Friday, October 17, 2008

The ride finally begins...

Day 2: August 2, 2008  Chugging along...

The next day was quite uneventful. We were just waiting for the train to reach its destination, which was to be our starting point. My uncle, whom I call Sathu mama, met us at Nagpur station and gave us a packet of tasty homemade dinner. Incidentally, we travelled with a CRPF and an army officer posted in Jammu and Srinagar! We were still undecided on our route and whether we could go through Jammu thanks to the Amarnath protests. The conversation with them was not of much help! One more night and we would be in Delhi, our co passengers gave us directions on leaving the city. The plan was to get the bikes down and ride to Ludhiana the same day. We were to meet my dad, mom and younger brother there.

Day 3: August 3, 2008 New Delhi – Sonipat – Panipat – Karnal – Ambala – Khanna - Ludhiana

It was the first time Philip was travelling up North. He seemed to like the green paddy fields, the birds and the rustic huts all around. We caught a glimpse of what seemed like a highway and yes, that set our pulses racing. 

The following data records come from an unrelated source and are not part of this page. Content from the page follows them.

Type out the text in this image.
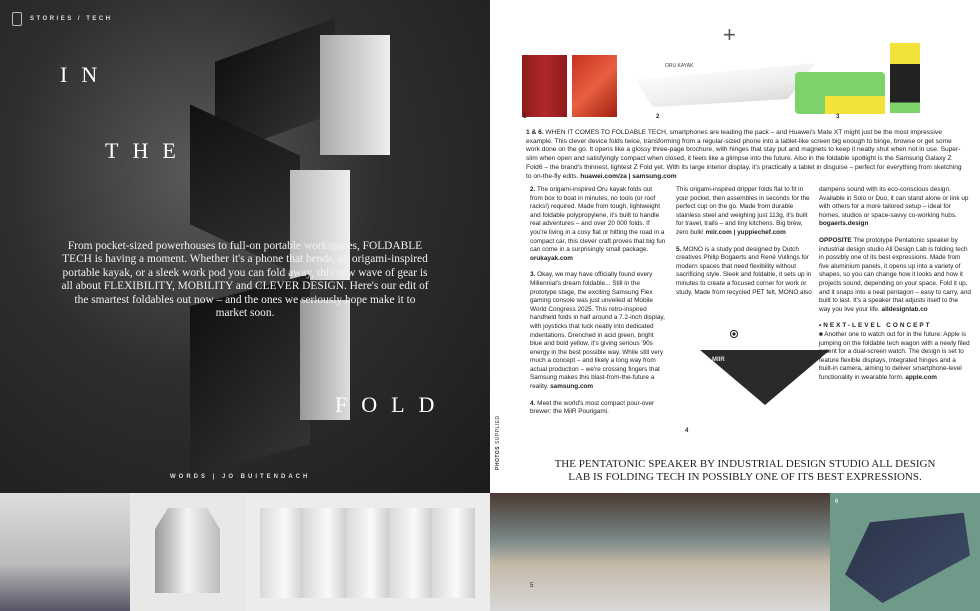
STORIES / TECH
IN
THE
FOLD
From pocket-sized powerhouses to full-on portable workspaces, FOLDABLE TECH is having a moment. Whether it's a phone that bends, an origami-inspired portable kayak, or a sleek work pod you can fold away, this new wave of gear is all about FLEXIBILITY, MOBILITY and CLEVER DESIGN. Here's our edit of the smartest foldables out now – and the ones we seriously hope make it to market soon.
WORDS | JO BUITENDACH
+
ORU KAYAK
1	2	3
1 & 6. WHEN IT COMES TO FOLDABLE TECH, smartphones are leading the pack – and Huawei's Mate XT might just be the most impressive example. This clever device folds twice, transforming from a regular-sized phone into a tablet-like screen big enough to binge, browse or get some work done on the go. It opens like a glossy three-page brochure, with hinges that stay put and magnets to keep it neatly shut when not in use. Super-slim when open and satisfyingly compact when closed, it feels like a glimpse into the future. Also in the foldable spotlight is the Samsung Galaxy Z Fold6 – the brand's thinnest, lightest Z Fold yet. With its large interior display, it's practically a tablet in disguise – perfect for everything from sketching to on-the-fly edits. huawei.com/za | samsung.com

2. The origami-inspired Oru kayak folds out from box to boat in minutes, no tools (or roof racks!) required. Made from tough, lightweight and foldable polypropylene, it's built to handle real adventures – and over 20 000 folds. If you're living in a cosy flat or hitting the road in a compact car, this clever craft proves that big fun can come in a surprisingly small package. orukayak.com

3. Okay, we may have officially found every Millennial's dream foldable... Still in the prototype stage, the exciting Samsung Flex gaming console was just unveiled at Mobile World Congress 2025. This retro-inspired handheld folds in half around a 7.2-inch display, with joysticks that tuck neatly into dedicated indentations. Drenched in acid green, bright blue and bold yellow, it's giving serious '90s energy in the best possible way. While still very much a concept – and likely a long way from actual production – we're crossing fingers that Samsung makes this blast-from-the-future a reality. samsung.com

4. Meet the world's most compact pour-over brewer: the MiiR Pourigami.

This origami-inspired dripper folds flat to fit in your pocket, then assembles in seconds for the perfect cup on the go. Made from durable stainless steel and weighing just 113g, it's built for travel, trails – and tiny kitchens. Big brew, zero bulk! miir.com | yuppiechef.com

5. MONO is a study pod designed by Dutch creatives Philip Bogaerts and René Vullings for modern spaces that need flexibility without sacrificing style. Sleek and foldable, it sets up in minutes to create a focused corner for work or study. Made from recycled PET felt, MONO also

dampens sound with its eco-conscious design. Available in Solo or Duo, it can stand alone or link up with others for a more tailored setup – ideal for homes, studios or space-savvy co-working hubs. bogaerts.design

OPPOSITE The prototype Pentatonic speaker by industrial design studio All Design Lab is folding tech in possibly one of its best expressions. Made from five aluminium panels, it opens up into a variety of shapes, so you can change how it looks and how it projects sound, depending on your space. Fold it up, and it snaps into a neat pentagon – easy to carry, and built to last. It's a speaker that adjusts itself to the way you live your life. alldesignlab.co

•NEXT-LEVEL CONCEPT

■ Another one to watch out for in the future: Apple is jumping on the foldable tech wagon with a newly filed patent for a dual-screen watch. The design is set to feature flexible displays, integrated hinges and a built-in camera, aiming to deliver smartphone-level functionality in wearable form. apple.com

MIIR
4
THE PENTATONIC SPEAKER BY INDUSTRIAL DESIGN STUDIO ALL DESIGN LAB IS FOLDING TECH IN POSSIBLY ONE OF ITS BEST EXPRESSIONS.
PHOTOS SUPPLIED
5
6
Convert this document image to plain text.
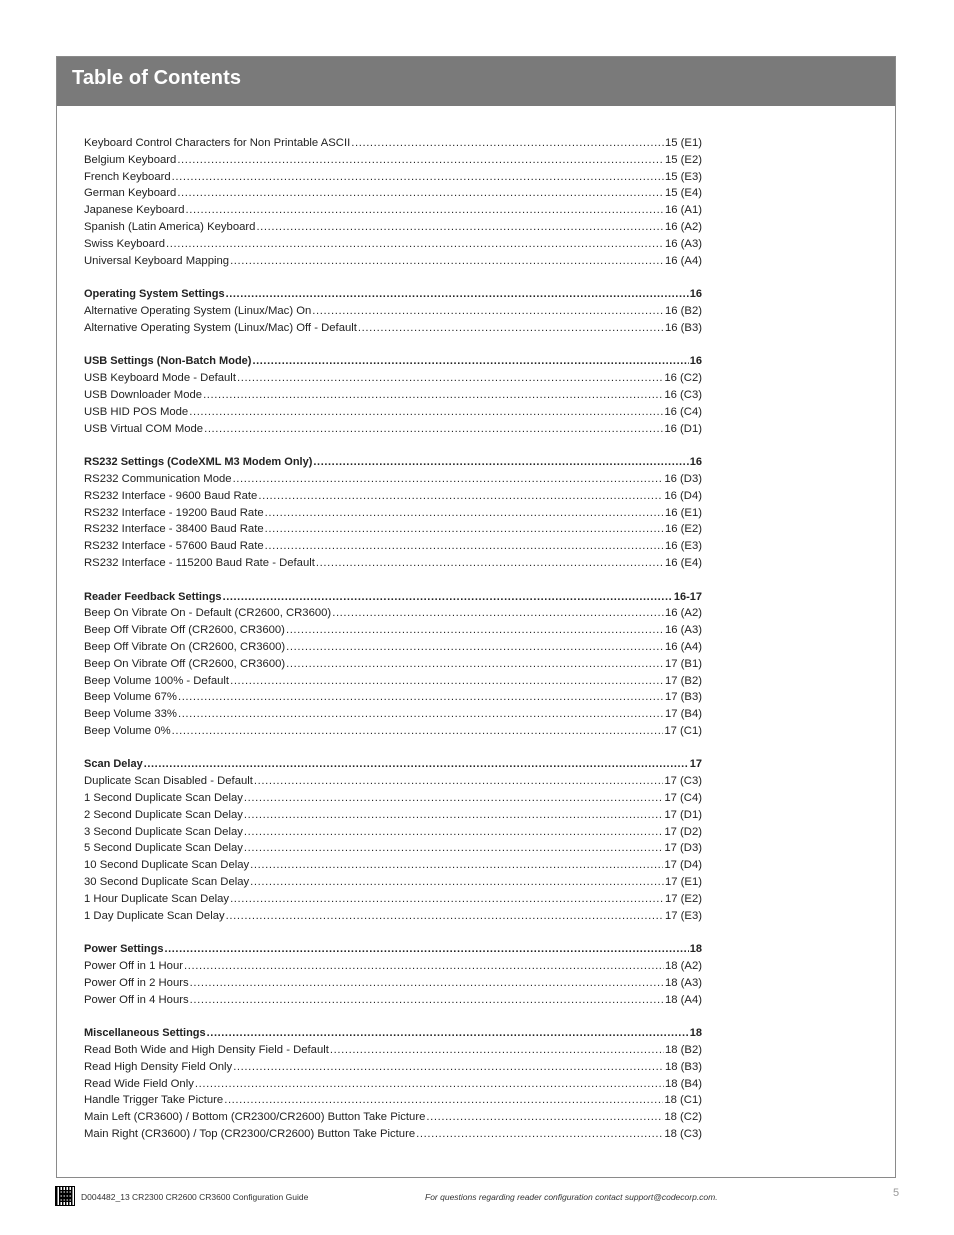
Table of Contents
Keyboard Control Characters for Non Printable ASCII .....	15 (E1)
Belgium Keyboard .....	15 (E2)
French Keyboard .....	15 (E3)
German Keyboard .....	15 (E4)
Japanese Keyboard .....	16 (A1)
Spanish (Latin America) Keyboard .....	16 (A2)
Swiss Keyboard .....	16 (A3)
Universal Keyboard Mapping .....	16 (A4)
Operating System Settings .....	16
Alternative Operating System (Linux/Mac) On .....	16 (B2)
Alternative Operating System (Linux/Mac) Off - Default .....	16 (B3)
USB Settings (Non-Batch Mode) .....	16
USB Keyboard Mode - Default .....	16 (C2)
USB Downloader Mode .....	16 (C3)
USB HID POS Mode .....	16 (C4)
USB Virtual COM Mode .....	16 (D1)
RS232 Settings (CodeXML M3 Modem Only) .....	16
RS232 Communication Mode .....	16 (D3)
RS232 Interface - 9600 Baud Rate .....	16 (D4)
RS232 Interface - 19200 Baud Rate .....	16 (E1)
RS232 Interface - 38400 Baud Rate .....	16 (E2)
RS232 Interface - 57600 Baud Rate .....	16 (E3)
RS232 Interface - 115200 Baud Rate - Default .....	16 (E4)
Reader Feedback Settings .....	16-17
Beep On Vibrate On - Default (CR2600, CR3600) .....	16 (A2)
Beep Off Vibrate Off (CR2600, CR3600) .....	16 (A3)
Beep Off Vibrate On (CR2600, CR3600) .....	16 (A4)
Beep On Vibrate Off (CR2600, CR3600) .....	17 (B1)
Beep Volume 100% - Default .....	17 (B2)
Beep Volume 67% .....	17 (B3)
Beep Volume 33% .....	17 (B4)
Beep Volume 0% .....	17 (C1)
Scan Delay .....	17
Duplicate Scan Disabled - Default .....	17 (C3)
1 Second Duplicate Scan Delay .....	17 (C4)
2 Second Duplicate Scan Delay .....	17 (D1)
3 Second Duplicate Scan Delay .....	17 (D2)
5 Second Duplicate Scan Delay .....	17 (D3)
10 Second Duplicate Scan Delay .....	17 (D4)
30 Second Duplicate Scan Delay .....	17 (E1)
1 Hour Duplicate Scan Delay .....	17 (E2)
1 Day Duplicate Scan Delay .....	17 (E3)
Power Settings .....	18
Power Off in 1 Hour .....	18 (A2)
Power Off in 2 Hours .....	18 (A3)
Power Off in 4 Hours .....	18 (A4)
Miscellaneous Settings .....	18
Read Both Wide and High Density Field - Default .....	18 (B2)
Read High Density Field Only .....	18 (B3)
Read Wide Field Only .....	18 (B4)
Handle Trigger Take Picture .....	18 (C1)
Main Left (CR3600) / Bottom (CR2300/CR2600) Button Take Picture .....	18 (C2)
Main Right (CR3600) / Top (CR2300/CR2600) Button Take Picture .....	18 (C3)
D004482_13 CR2300 CR2600 CR3600 Configuration Guide	For questions regarding reader configuration contact support@codecorp.com.	5
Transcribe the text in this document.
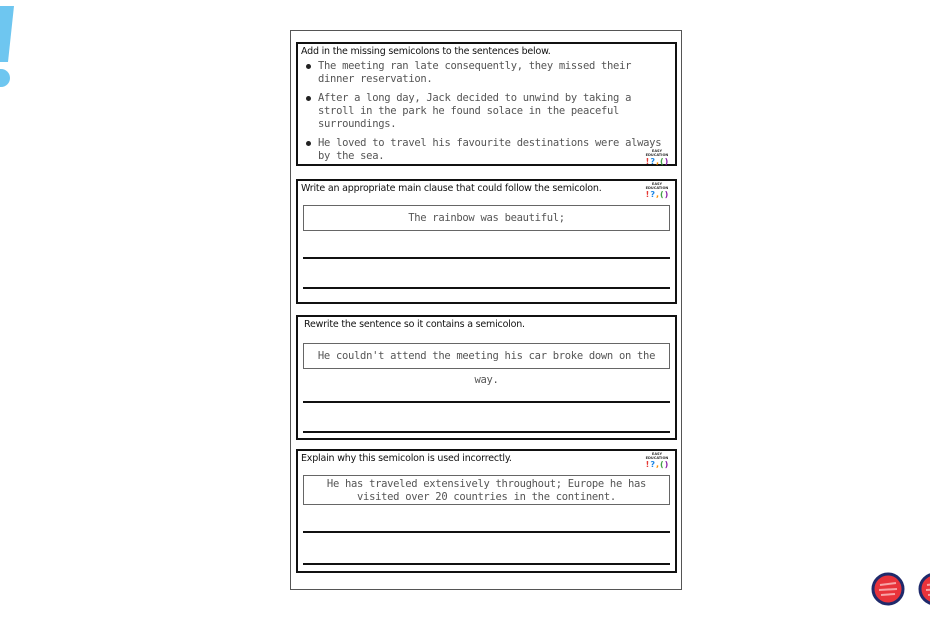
Add in the missing semicolons to the sentences below.
The meeting ran late consequently, they missed their dinner reservation.
After a long day, Jack decided to unwind by taking a stroll in the park he found solace in the peaceful surroundings.
He loved to travel his favourite destinations were always by the sea.	EASY EDUCATION
! ? , ( )
Write an appropriate main clause that could follow the semicolon.	EASY EDUCATION
! ? , ( )
The rainbow was beautiful;
Rewrite the sentence so it contains a semicolon.
He couldn't attend the meeting his car broke down on the way.
Explain why this semicolon is used incorrectly.	EASY EDUCATION
! ? , ( )
He has traveled extensively throughout; Europe he has visited over 20 countries in the continent.
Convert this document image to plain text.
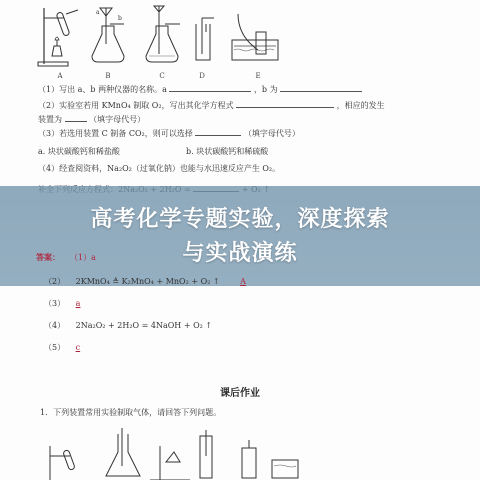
A
a
b
B	C	D	E
（1）写出 a、b 两种仪器的名称。a	，b 为
（2）实验室若用 KMnO₄ 制取 O₂，写出其化学方程式	，相应的发生
装置为	（填字母代号）
（3）若选用装置 C 制备 CO₂，则可以选择	（填字母代号）
a. 块状碳酸钙和稀盐酸	b. 块状碳酸钙和稀硫酸
（4）经查阅资料，Na₂O₂（过氧化钠）也能与水迅速反应产生 O₂。
高考化学专题实验，深度探索
与实战演练
答案： （1）a
（2） 2KMnO₄ ≜ K₂MnO₄ + MnO₂ + O₂ ↑	A
（3） a
（4） 2Na₂O₂ + 2H₂O = 4NaOH + O₂ ↑
（5） c
课后作业
1．下列装置常用实验制取气体，请回答下列问题。
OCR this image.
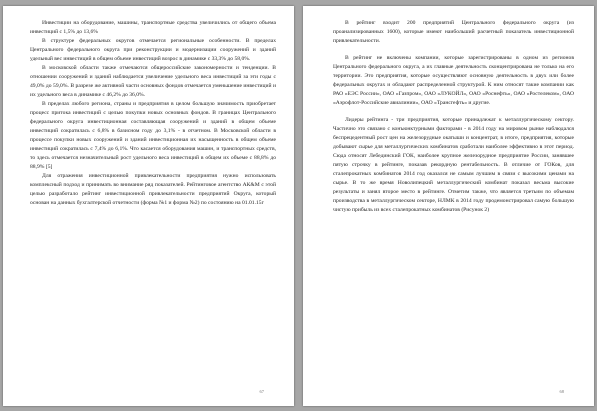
Инвестиции на оборудование, машины, транспортные средства увеличились от общего объема инвестиций с 1,5% до 13,6%

В структуре федеральных округов отмечается региональные особенности. В пределах Центрального федерального округа при реконструкции и модернизации сооружений и зданий удельный вес инвестиций в общем объеме инвестиций возрос в динамике с 33,3% до 58,0%.

В московской области также отмечаются общероссийские закономерности и тенденции. В отношении сооружений и зданий наблюдается увеличение удельного веса инвестиций за эти годы с 49,0% до 59,0%. В разрезе же активной части основных фондов отмечается уменьшение инвестиций и их удельного веса в динамике с 46,2% до 36,0%.

В пределах любого региона, страны и предприятия в целом большую значимость приобретает процесс притока инвестиций с целью покупки новых основных фондов. В границах Центрального федерального округа инвестиционная составляющая сооружений и зданий в общем объеме инвестиций сократилась с 6,8% в базисном году до 3,1% - в отчетном. В Московской области в процессе покупки новых сооружений и зданий инвестиционная их насыщенность в общем объеме инвестиций сократилась с 7,4% до 6,1%. Что касается оборудования машин, и транспортных средств, то здесь отмечается незначительный рост удельного веса инвестиций в общем их объеме с 88,8% до 88,9% [5]

Для отражения инвестиционной привлекательности предприятия нужно использовать комплексный подход и принимать во внимание ряд показателей. Рейтинговое агентство АК&М с этой целью разработало рейтинг инвестиционной привлекательности предприятий Округа, который основан на данных бухгалтерской отчетности (форма №1 и форма №2) по состоянию на 01.01.15г

67

В рейтинг входит 200 предприятий Центрального федерального округа (из проанализированных 1600), которые имеют наибольший расчетный показатель инвестиционной привлекательности.

В рейтинг не включены компании, которые зарегистрированы в одном из регионов Центрального федерального округа, а их главные деятельность сконцентрирована не только на его территории. Это предприятия, которые осуществляют основную деятельность в двух или более федеральных округах и обладают распределенной структурой. К ним относят такие компании как РАО «ЕЭС России», ОАО «Газпром», ОАО «ЛУКОЙЛ», ОАО «Роснефть», ОАО «Ростелеком», ОАО «Аэрофлот-Российские авиалинии», ОАО «Трансгефть» и другие.

Лидеры рейтинга - три предприятия, которые принадлежат к металлургическому сектору. Частично это связано с конъюнктурными факторами - в 2014 году на мировом рынке наблюдался беспрецедентный рост цен на железорудные окатыши и концентрат, в итоге, предприятия, которые добывают сырье для металлургических комбинатов сработали наиболее эффективно в этот период. Сюда относят Лебединский ГОК, наиболее крупное железорудное предприятие России, занявшее пятую строчку в рейтинге, показав рекордную рентабельность. В отличие от ГОКов, для сталепрокатных комбинатов 2014 год оказался не самым лучшим в связи с высокими ценами на сырье. В то же время Новолипецкий металлургический комбинат показал весьма высокие результаты и занял второе место в рейтинге. Отметим также, что является третьим по объемам производства в металлургическом секторе, НЛМК в 2014 году продемонстрировал самую большую чистую прибыль из всех сталепрокатных комбинатов (Рисунок 2)

68
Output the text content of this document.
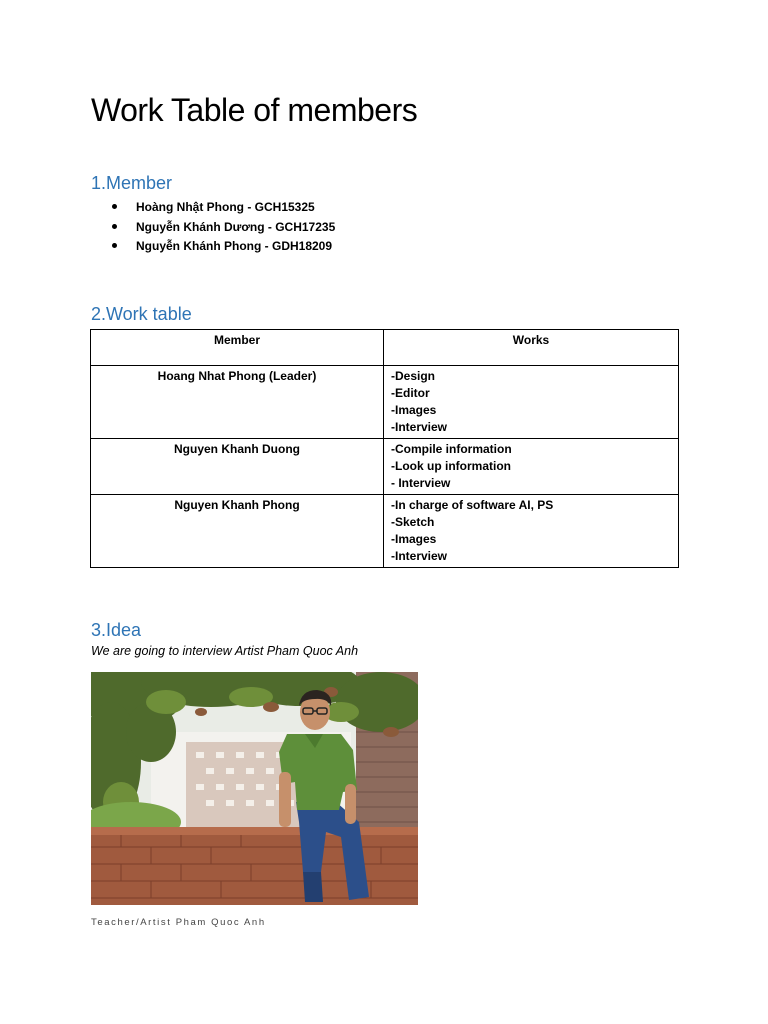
Work Table of members
1.Member
Hoàng Nhật Phong - GCH15325
Nguyễn Khánh Dương - GCH17235
Nguyễn Khánh Phong - GDH18209
2.Work table
Member	Works
Hoang Nhat Phong (Leader)	-Design
-Editor
-Images
-Interview

Nguyen Khanh Duong	-Compile information
-Look up information
- Interview

Nguyen Khanh Phong	-In charge of software AI, PS
-Sketch
-Images
-Interview
3.Idea
We are going to interview Artist Pham Quoc Anh
Teacher/Artist Pham Quoc Anh
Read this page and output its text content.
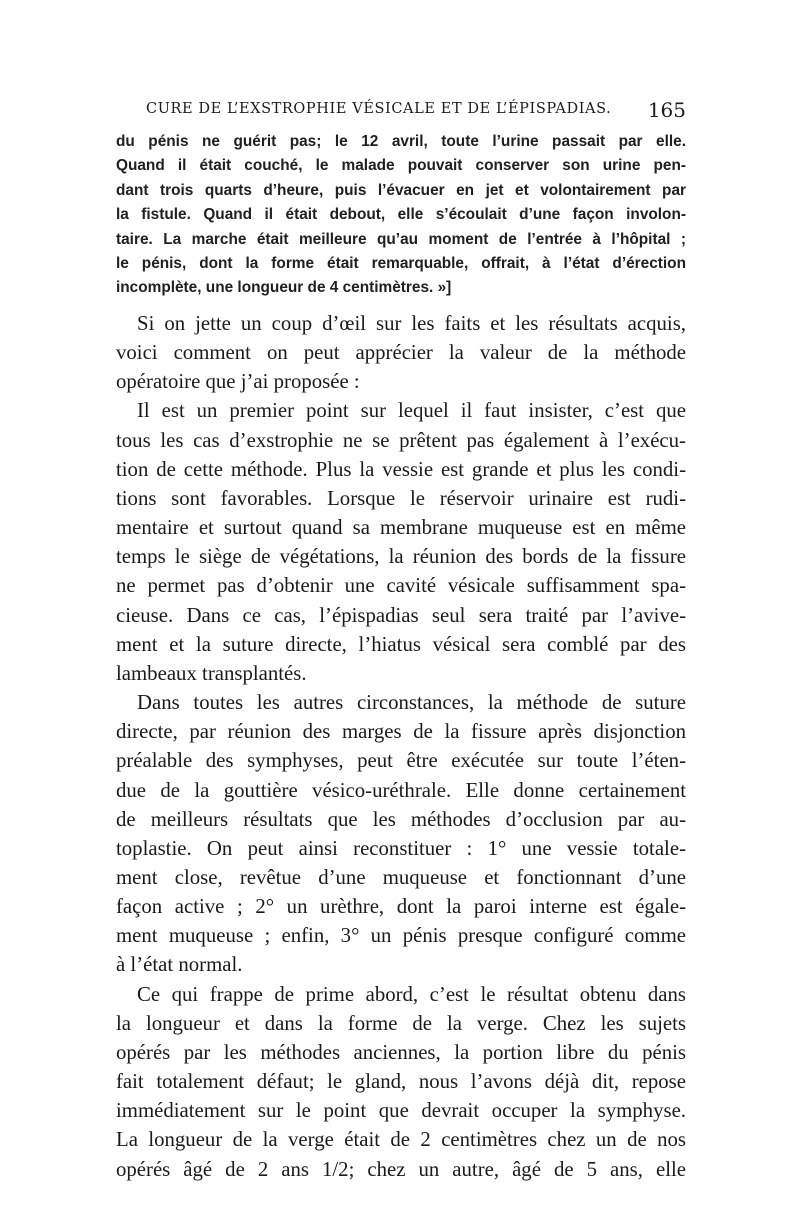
CURE DE L’EXSTROPHIE VÉSICALE ET DE L’ÉPISPADIAS. 165
du pénis ne guérit pas; le 12 avril, toute l’urine passait par elle.
Quand il était couché, le malade pouvait conserver son urine pen-
dant trois quarts d’heure, puis l’évacuer en jet et volontairement par
la fistule. Quand il était debout, elle s’écoulait d’une façon involon-
taire. La marche était meilleure qu’au moment de l’entrée à l’hôpital ;
le pénis, dont la forme était remarquable, offrait, à l’état d’érection
incomplète, une longueur de 4 centimètres. »]
Si on jette un coup d’œil sur les faits et les résultats acquis,
voici comment on peut apprécier la valeur de la méthode
opératoire que j’ai proposée :
Il est un premier point sur lequel il faut insister, c’est que
tous les cas d’exstrophie ne se prêtent pas également à l’exécu-
tion de cette méthode. Plus la vessie est grande et plus les condi-
tions sont favorables. Lorsque le réservoir urinaire est rudi-
mentaire et surtout quand sa membrane muqueuse est en même
temps le siège de végétations, la réunion des bords de la fissure
ne permet pas d’obtenir une cavité vésicale suffisamment spa-
cieuse. Dans ce cas, l’épispadias seul sera traité par l’avive-
ment et la suture directe, l’hiatus vésical sera comblé par des
lambeaux transplantés.
Dans toutes les autres circonstances, la méthode de suture
directe, par réunion des marges de la fissure après disjonction
préalable des symphyses, peut être exécutée sur toute l’éten-
due de la gouttière vésico-uréthrale. Elle donne certainement
de meilleurs résultats que les méthodes d’occlusion par au-
toplastie. On peut ainsi reconstituer : 1° une vessie totale-
ment close, revêtue d’une muqueuse et fonctionnant d’une
façon active ; 2° un urèthre, dont la paroi interne est égale-
ment muqueuse ; enfin, 3° un pénis presque configuré comme
à l’état normal.
Ce qui frappe de prime abord, c’est le résultat obtenu dans
la longueur et dans la forme de la verge. Chez les sujets
opérés par les méthodes anciennes, la portion libre du pénis
fait totalement défaut; le gland, nous l’avons déjà dit, repose
immédiatement sur le point que devrait occuper la symphyse.
La longueur de la verge était de 2 centimètres chez un de nos
opérés âgé de 2 ans 1/2; chez un autre, âgé de 5 ans, elle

The adventure had started.

Nizamuddin, a part of old Delhi arrived around 10am, half an hour late and we were down in no time. We drew stares yet again because of what we were carrying – strange looking luggage to the normal train traveller – saddle bags and tank bags. I went to the luggage van as Philip stayed behind with the luggage and saw that the bikes were down before I reached. I was glad to see no visible damage and got the attendant to sign on my luggage receipt. Some people have an interesting way of demanding money. They appear friendly and say “Khane peene ke liye kuch de do, badhiya hoga”, which means give me something so I can buy something to eat and drink, brother. They also try and inquire what you do just in case it’s a sting operation. If they do that with me, I gladly tell them I write for a living and on asking me what I write I reply, “articles”, and if they begin to feel I’m a journalist, they appear to be extremely cautious. A cop who asked for ten bucks even asked me not to write about him in the papers!

It took us over an hour to get the bikes out because of some address and identity issues and by 11:30 we were ready to take the bikes out. Petrol was no issue because the attendants in Bangalore seemed to be fine with petrol being in the tank! We removed the packaging outside the dirty Old Delhi station, loaded the luggage and were all set. Delhi was hot.

We were out of the station into Old Delhi and hit GT Karnal highway straightaway.

The ride had started… we were riding on the roads of Delhi. After tanking up and a quick luggage check we proceed to leave the capital. The traffic and heat were slowing us down but at around 12:30pm, we left the city limits and were on the road to Panipat. The highway was excellent and so was the weather. We were hungry and thirsty and stopped to experience our first dhaba lunch in Panipat. It turned out to be a great start with fresh mutter paneer, dal fry and roti washed down by lassi.


I could not do more than 50 kmph for 300 more kilometres because I was running-in my new engine. We cruised along crossing Sonipat, Kurukshetra and Ambala. The ride was lovely and when I look back, very beautiful indeed. It rained on the way and we had to stop to wear rain pants and take the tarpaulin out. This was our first date with the rain - our companion for most of the trip!
 
We cruised into Ludhiana at around 8pm, we had had a good start and I enjoyed riding on those roads at 50 kmph. We reached the place where my dad, mom and brother were staying and the feeling was an amazing one. We unloaded, washed up and went to Tandoor Restaurant for dinner. It was great chatting with dad, a biker himself, about the route, our preparation, and his rides on his 1967 Jawa 250.

3 comments:

Anonymous said...

great stuff dude. try to puts some pics too.

steve said...

Thanks buddy! Will add pictures very soon. Hope you're doing well.